Research Reveals The Cost of Mobile Ads on News Sites
- Monday, October 5th, 2015
- Share this article:
Ad blocking is a hugely contentious issue in the world of digital marketing right now, but very little work has been put into examining why users are electing to download ad blocking software beyond a general assumption that consumers dislike advertising.
A new study by the New York Times has examined how mobile advertising affects the load times of the top 50 online news entities, and has found a huge disparity among different publishers, with advertising adding up to 30 seconds to the time it takes to view a story.
The list was evenly split when it came to advertising vs editorial load times, with advertising content consuming the majority of the data on 26 websites. The worst offender was Boston.com, where large video ads made up 15.4mb of data on the homepage, compared to just 4.0mb of editorial content.
Other sites where ads content weighed heavily included The Independent, the Chicago Tribune and The Daily Beast. While the New York Post was one of the slowest websites to load over 4G, the majority of this was actually due to large editorial photos, so ad blockers had little effect on loading times.
At the other end of the sale, sites like The Guardian, Yahoo!, NPR and The Washington Post all had data-light websites with adverts making little or no impact to load times. USA Today boasted the smallest mobile website overall, with just 0.4mb of ad content and 1.0mb of editorial on the homepage.
Removing ads from the equation doesnt just time, but also money, with an average American mobile plan charging around a penny for each megabyte of data. Visiting the homepage of Boston.com once a day for a month would cost around $9.50 (£6.26) in data usage purely for the ad content.

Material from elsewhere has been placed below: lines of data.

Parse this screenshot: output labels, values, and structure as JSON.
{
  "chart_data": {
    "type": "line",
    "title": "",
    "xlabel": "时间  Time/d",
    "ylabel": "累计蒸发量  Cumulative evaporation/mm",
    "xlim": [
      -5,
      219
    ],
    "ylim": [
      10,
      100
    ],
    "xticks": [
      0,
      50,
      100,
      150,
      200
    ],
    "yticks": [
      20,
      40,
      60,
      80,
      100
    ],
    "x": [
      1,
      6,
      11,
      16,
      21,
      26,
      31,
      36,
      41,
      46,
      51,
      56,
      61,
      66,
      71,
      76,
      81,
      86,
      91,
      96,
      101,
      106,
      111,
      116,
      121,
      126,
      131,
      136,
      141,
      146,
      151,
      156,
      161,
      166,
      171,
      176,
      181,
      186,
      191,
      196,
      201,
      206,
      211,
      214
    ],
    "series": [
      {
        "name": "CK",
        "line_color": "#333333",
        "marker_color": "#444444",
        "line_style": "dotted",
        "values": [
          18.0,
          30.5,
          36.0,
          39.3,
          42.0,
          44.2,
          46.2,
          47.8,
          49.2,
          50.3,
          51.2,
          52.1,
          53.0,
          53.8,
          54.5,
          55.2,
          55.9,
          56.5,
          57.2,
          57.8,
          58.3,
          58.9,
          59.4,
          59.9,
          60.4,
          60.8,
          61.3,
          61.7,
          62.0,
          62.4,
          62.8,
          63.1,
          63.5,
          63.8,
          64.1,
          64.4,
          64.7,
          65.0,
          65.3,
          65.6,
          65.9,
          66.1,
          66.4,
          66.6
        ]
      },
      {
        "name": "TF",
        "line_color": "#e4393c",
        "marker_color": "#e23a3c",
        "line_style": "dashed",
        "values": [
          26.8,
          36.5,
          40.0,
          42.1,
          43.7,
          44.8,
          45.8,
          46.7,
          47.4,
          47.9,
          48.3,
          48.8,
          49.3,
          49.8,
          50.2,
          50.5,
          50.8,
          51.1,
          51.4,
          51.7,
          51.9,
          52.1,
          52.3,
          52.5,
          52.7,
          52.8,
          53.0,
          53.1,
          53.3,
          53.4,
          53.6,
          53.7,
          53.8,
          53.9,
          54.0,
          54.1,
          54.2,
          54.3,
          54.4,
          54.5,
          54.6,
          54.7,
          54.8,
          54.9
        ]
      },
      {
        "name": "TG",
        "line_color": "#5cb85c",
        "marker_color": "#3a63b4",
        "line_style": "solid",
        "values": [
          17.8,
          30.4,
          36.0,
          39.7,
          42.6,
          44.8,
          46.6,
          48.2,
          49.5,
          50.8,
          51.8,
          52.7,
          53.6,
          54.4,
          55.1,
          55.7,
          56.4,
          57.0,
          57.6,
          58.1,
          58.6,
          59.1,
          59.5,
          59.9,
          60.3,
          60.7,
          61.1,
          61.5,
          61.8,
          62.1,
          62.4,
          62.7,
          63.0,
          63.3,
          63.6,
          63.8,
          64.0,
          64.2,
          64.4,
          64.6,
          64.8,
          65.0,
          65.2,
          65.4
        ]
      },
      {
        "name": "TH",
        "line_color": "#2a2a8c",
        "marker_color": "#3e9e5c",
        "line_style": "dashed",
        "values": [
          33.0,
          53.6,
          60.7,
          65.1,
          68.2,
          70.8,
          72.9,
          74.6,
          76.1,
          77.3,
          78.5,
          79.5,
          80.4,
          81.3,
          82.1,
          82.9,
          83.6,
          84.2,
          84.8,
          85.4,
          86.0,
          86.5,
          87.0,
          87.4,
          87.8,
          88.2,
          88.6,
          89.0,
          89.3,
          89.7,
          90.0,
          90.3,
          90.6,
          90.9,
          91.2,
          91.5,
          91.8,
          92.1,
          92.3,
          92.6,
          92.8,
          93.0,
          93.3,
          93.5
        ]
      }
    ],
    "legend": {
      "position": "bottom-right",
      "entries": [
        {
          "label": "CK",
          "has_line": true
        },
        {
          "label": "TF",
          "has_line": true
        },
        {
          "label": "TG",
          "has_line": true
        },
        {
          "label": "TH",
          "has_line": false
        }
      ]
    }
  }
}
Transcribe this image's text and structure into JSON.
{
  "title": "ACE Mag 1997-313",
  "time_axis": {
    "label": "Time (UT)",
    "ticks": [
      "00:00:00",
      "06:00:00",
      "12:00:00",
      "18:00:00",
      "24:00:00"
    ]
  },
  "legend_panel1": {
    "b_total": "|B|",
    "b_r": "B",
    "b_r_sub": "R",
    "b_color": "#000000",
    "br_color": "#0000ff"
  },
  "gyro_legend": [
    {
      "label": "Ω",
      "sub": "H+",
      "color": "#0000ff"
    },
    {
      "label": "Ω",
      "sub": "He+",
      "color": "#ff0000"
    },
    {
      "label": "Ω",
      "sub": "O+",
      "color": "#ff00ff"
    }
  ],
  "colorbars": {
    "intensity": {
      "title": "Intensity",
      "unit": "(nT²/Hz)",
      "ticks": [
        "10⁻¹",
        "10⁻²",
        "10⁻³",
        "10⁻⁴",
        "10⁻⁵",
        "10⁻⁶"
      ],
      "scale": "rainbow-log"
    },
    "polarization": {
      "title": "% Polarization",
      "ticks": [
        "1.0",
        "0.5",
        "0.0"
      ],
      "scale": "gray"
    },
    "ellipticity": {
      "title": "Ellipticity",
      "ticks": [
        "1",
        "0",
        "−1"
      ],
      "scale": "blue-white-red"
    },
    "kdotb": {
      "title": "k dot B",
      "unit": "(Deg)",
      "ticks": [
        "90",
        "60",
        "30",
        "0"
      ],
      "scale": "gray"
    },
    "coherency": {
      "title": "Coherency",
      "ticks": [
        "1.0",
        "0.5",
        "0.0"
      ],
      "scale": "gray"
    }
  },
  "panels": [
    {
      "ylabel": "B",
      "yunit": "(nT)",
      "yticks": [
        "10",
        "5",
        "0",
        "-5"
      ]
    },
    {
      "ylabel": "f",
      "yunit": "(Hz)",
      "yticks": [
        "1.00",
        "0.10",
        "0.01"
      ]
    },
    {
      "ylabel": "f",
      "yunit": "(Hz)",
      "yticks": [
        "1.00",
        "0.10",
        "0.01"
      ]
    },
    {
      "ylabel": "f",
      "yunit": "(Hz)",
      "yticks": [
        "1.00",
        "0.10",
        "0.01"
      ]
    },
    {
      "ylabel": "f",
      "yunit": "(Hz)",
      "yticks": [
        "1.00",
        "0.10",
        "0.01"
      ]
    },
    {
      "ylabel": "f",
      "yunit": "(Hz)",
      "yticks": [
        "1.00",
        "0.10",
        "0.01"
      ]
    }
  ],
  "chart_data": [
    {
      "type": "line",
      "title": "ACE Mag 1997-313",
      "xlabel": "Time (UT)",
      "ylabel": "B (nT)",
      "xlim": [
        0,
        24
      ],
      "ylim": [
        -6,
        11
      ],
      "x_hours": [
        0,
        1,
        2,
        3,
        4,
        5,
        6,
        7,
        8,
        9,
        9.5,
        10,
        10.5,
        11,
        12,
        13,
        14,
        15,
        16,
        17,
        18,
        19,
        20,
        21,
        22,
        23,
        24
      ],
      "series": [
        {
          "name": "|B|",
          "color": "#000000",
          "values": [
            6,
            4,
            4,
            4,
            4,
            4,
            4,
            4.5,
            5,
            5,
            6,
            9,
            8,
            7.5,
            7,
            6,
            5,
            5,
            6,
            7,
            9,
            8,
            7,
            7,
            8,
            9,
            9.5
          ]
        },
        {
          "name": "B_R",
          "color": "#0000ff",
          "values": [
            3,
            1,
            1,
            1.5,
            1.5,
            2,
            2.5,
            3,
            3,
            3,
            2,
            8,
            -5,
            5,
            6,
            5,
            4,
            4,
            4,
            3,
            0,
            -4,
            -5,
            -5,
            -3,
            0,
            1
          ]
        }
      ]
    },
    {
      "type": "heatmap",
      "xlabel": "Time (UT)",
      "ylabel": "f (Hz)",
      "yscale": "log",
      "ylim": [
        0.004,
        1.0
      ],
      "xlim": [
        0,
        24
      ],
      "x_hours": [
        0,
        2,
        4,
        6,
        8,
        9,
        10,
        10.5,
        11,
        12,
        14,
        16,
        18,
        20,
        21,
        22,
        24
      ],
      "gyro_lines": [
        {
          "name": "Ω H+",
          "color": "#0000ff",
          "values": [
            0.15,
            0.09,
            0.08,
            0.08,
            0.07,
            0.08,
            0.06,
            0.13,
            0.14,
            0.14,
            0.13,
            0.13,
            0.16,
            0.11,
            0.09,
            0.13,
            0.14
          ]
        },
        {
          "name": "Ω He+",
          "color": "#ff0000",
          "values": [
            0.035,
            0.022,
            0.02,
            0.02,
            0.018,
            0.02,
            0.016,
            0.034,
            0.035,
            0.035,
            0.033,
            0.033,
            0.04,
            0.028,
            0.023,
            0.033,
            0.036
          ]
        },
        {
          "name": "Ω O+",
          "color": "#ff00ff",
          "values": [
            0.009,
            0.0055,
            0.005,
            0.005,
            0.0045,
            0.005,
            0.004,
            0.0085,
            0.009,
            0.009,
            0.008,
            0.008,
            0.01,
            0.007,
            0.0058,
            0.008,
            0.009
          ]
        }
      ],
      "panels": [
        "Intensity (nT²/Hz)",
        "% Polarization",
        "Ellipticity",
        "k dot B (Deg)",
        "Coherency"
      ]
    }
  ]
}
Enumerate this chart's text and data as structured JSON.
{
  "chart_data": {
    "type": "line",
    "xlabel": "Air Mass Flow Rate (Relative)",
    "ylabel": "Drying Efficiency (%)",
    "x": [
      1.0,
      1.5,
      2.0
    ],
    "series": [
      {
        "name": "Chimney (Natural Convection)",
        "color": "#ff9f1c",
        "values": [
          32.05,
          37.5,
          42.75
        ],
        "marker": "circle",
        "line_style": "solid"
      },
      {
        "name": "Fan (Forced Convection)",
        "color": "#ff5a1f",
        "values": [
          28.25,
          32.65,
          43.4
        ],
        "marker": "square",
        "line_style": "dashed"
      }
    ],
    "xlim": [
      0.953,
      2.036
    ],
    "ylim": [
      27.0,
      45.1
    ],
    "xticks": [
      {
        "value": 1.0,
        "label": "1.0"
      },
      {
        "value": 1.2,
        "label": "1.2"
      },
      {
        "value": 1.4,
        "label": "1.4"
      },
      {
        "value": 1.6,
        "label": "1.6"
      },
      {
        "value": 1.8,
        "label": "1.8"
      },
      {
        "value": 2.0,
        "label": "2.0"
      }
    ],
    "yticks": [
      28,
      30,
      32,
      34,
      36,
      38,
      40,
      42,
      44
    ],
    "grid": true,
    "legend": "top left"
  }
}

With an ad blocker employed, the number of files accessed during a visit to Boston.com dropped from 389 to 52, and the load time decreased from 33 seconds to seven. Even on a more typical website like the Los Angeles Times, an ad blocker dropped load times by three quarters and cut the number of files from 178 to 20.
Figures like this give us some valuable insight into why consumers choose to employ ad blockers. The mobile experience is all about speed and convenience, and when ads weigh so heavily on users time and money, its no surprise they are seeking out solutions to avoid advertising.